I got away from stretchy line years ago while bass fishing ( hard to turn a fish when your line stretches) but perhaps it is better for surf fishing, asorbs shock better? I have noticed a-lot of people use it on the coast.I'm gonna try the cajun and let ya know this eve (sho does look good on a black ambassadeur)I think youre right on the ceramics ( I might be making my abu's too fast) I know on 1 I can spin the spool, by hand and line pawl will travel the full length plus 1/2, the other abus I have dont??? I simply hate putting too much pressure on spool control because I'm afraid I'm putting too much pressure on spool shaft causing shaft wear???? maybe not?? what do you think?


----------



## fishhawkxxx (Jul 7, 2012)

the rest of the story.....Rod throws 2-6 really well, had no problem with 20lb cajun, hit 60-70 yds ever cast! good enough for me!


----------



## histprof (Oct 30, 2011)

That's good news. I am really looking forward to the fall. With the weed and the heads subsiding, the fishing will be much more fun. The 12' rods have been on the back burner since Jan. I fish the lighter gear when I'm using shrimp for bait in the spring. In the summer, the long lines make weed balls. The big rods move back to the front of the line here in a few more weeks.


----------



## fishhawkxxx (Jul 7, 2012)

yea, me too, might wait untill oct.Spent 2 weeks on sand in may and it was pretty bad! I've been looking at some of the older daiwa mags and I like some of them, just not crazy about plastic reels,I reckon graphite with metal side plates are ok, Do you have any suggestions for a level wind about same dimensions as our 7000's?


----------



## histprof (Oct 30, 2011)

Daiwa made a couple of level winds in the Sealine series (27 & 47). I have a couple of the 27s and have found that they don't cast very well. They are durable and solid, so they would be better as BTB reels for the kayak crowd. For casting, things really open up when you get away from the level wind. They made some open top, no level wind versions of the classic Sealines in good heavy surf sizes (250H, 300H?) that look like they would cast beautifully. The real gems in the arsenal were the Sealine Magforce reels, which were open top reels with cast control magnets. There were two sizes, 170 and 250. I'd love to get my hands on a 170, but they are pricey. I scored the 250 for nothing a few weeks back, so that is my current project reel. It is huge, suited for (lots of) 25# of 30# line. Today's high performance Daiwa reels are direct descendents of those two Sealine product lines. Those old Sealines are are awesome with their one piece aluminum frames. Their only major flaw was lousy glue on the decals. Nearly every reel from that period is missing its model number decal.
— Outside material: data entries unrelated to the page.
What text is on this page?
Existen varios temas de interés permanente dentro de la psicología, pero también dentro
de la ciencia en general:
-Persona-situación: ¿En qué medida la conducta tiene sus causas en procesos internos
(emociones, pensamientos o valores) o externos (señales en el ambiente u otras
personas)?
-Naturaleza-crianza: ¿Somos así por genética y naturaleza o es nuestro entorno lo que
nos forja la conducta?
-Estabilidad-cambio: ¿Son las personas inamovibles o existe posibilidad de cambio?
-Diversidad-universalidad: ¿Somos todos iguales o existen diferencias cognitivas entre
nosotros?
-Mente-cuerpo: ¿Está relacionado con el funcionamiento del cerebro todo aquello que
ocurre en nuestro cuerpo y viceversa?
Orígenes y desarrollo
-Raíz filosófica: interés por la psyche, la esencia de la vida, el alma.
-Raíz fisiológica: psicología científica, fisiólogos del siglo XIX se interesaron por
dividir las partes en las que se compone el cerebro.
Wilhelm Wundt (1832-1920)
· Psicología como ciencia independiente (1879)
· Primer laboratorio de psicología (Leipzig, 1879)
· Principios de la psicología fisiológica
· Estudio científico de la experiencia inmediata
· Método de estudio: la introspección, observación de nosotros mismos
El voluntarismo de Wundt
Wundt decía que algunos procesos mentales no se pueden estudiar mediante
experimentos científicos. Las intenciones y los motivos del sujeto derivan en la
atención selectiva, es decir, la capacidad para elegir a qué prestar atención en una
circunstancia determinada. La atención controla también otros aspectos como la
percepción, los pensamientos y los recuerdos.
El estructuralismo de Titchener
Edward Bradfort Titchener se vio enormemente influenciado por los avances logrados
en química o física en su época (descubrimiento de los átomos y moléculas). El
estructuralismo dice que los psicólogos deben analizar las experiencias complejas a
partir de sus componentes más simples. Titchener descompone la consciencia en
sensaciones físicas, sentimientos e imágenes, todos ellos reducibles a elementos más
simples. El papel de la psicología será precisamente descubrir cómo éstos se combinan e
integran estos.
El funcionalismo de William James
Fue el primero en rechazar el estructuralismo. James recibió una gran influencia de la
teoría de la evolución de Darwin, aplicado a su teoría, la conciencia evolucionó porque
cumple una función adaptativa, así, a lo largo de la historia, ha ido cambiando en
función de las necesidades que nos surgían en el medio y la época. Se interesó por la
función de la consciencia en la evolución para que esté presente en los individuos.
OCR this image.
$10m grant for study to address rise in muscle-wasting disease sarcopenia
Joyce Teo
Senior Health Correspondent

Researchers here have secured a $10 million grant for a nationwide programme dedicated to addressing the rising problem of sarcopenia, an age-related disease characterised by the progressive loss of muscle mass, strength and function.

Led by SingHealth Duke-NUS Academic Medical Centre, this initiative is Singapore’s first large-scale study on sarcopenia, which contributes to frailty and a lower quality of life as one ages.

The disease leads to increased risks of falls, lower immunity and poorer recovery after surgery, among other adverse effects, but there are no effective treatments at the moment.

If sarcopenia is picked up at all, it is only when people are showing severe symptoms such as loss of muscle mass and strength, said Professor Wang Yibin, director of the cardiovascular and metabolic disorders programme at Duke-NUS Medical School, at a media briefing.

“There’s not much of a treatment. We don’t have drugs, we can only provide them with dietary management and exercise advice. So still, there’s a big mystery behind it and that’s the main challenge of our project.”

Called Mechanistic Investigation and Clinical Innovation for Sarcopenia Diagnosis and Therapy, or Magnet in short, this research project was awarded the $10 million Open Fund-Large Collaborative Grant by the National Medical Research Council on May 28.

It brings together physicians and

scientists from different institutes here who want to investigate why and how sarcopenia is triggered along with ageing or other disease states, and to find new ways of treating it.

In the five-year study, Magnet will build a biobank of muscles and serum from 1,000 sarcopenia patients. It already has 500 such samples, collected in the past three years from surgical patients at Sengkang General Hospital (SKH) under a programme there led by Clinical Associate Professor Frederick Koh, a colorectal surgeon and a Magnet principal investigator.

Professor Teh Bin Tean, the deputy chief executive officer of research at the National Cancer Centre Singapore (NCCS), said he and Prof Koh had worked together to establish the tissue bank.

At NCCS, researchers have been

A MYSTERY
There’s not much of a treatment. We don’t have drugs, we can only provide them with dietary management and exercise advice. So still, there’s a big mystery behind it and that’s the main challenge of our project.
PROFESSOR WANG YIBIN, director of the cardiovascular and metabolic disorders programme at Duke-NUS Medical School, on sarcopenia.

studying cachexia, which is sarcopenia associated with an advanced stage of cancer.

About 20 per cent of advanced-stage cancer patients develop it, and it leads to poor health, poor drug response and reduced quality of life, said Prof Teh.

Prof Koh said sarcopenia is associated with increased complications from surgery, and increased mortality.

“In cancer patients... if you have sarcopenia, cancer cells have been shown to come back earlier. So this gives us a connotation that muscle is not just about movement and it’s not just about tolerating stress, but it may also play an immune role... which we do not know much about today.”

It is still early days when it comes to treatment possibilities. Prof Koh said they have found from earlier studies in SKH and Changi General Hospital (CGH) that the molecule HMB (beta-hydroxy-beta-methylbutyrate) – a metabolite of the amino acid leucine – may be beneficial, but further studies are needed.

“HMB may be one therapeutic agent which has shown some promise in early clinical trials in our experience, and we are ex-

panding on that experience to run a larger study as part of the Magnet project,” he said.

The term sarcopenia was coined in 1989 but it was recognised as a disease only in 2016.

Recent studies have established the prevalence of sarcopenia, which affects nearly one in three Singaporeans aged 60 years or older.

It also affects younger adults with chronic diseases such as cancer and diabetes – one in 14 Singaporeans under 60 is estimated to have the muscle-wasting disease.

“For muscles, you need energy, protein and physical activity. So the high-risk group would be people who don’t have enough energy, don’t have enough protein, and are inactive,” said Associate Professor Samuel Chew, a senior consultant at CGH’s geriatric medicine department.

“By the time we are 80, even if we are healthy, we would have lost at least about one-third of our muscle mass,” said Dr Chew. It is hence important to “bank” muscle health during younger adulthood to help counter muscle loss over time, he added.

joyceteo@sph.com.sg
I often have my kids with me and their hands are too small to manage without a level wind. That is why I mainly fish with level wind reels. I keep the Abu 7000s on the big rods and I put Abu 6600s, 6500s, Penn 9, Daiwa 27 or Millionaire 6HM on my lighter rods. I also have to force myself to remember to carry the spinners in both heavy and light weight. So many times, I get to the beach and find the wind pretty brisk and right in my face. It is nice to have something more forgiving in the arsenal.


----------



## fishhawkxxx (Jul 7, 2012)

I grew up on squiders, but because of some kind of weird thumb problems I had to go to level winds and thats where I fell in love with the 7000 amb.So I think I'm stuck with level winds unless a miracle happens!


----------